La justice française a réaffirmé mercredi avec force l’impossibilité juridique pour la France d’extrader des Rwandais réclamés par Kigali pour leur implication présumée dans le génocide de 1994.

La cour de cassation, plus haute instance judiciaire, a rejeté mercredi les demandes d’extradition de trois Rwandais, comme elle l’avait fait précédemment pour d’autres cas.

Contrairement à plusieurs pays comme le Canada ou la Norvège, la France n’a jamais extradé de génocidaires rwandais présumés.
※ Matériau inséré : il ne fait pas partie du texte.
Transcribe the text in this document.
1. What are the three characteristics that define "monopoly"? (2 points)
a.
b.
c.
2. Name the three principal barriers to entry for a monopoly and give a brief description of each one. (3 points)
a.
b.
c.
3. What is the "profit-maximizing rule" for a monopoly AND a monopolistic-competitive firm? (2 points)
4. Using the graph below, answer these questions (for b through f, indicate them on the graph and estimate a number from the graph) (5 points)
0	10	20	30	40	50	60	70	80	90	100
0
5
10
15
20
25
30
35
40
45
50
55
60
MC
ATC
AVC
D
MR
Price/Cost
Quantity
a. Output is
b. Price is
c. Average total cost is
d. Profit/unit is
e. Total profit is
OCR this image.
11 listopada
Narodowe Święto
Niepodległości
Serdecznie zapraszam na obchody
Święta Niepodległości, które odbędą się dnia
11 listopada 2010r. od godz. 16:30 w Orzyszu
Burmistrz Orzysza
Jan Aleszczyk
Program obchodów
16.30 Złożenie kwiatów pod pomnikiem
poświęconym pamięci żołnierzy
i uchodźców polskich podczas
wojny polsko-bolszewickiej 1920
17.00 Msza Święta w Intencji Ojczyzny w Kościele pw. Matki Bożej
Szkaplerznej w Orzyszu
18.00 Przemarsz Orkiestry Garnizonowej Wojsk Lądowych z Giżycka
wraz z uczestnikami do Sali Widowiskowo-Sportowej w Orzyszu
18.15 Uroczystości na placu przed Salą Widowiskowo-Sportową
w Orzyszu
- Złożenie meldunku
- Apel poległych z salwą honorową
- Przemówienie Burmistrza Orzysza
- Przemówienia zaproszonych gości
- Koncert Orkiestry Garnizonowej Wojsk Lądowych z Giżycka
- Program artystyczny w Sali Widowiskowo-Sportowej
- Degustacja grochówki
Un premier procès en cour d’assises lié aux tueries de 1994 s’est ouvert au début du mois à Paris, et plusieurs autres pourraient suivre puisqu’une vingtaine d’enquêtes sont ouvertes.

Depuis 1994, Paris et Kigali ont entretenu des relations très compliquées: la France a été accusée par le pouvoir rwandais de complicité envers le régime hutu génocidaire et d’hostilité envers l’actuel président Paul Kagame, avant qu’une détente ne s’amorce à partir de 2010.

Dans les trois décisions rendues mercredi et consultées par l’AFP, la Cour de cassation a exposé les obstacles juridiques à l’extradition des Rwandais recherchés pour le génocide, qui a fait 800.000 morts en quelques mois selon l’ONU, essentiellement au sein de la minorité tutsi.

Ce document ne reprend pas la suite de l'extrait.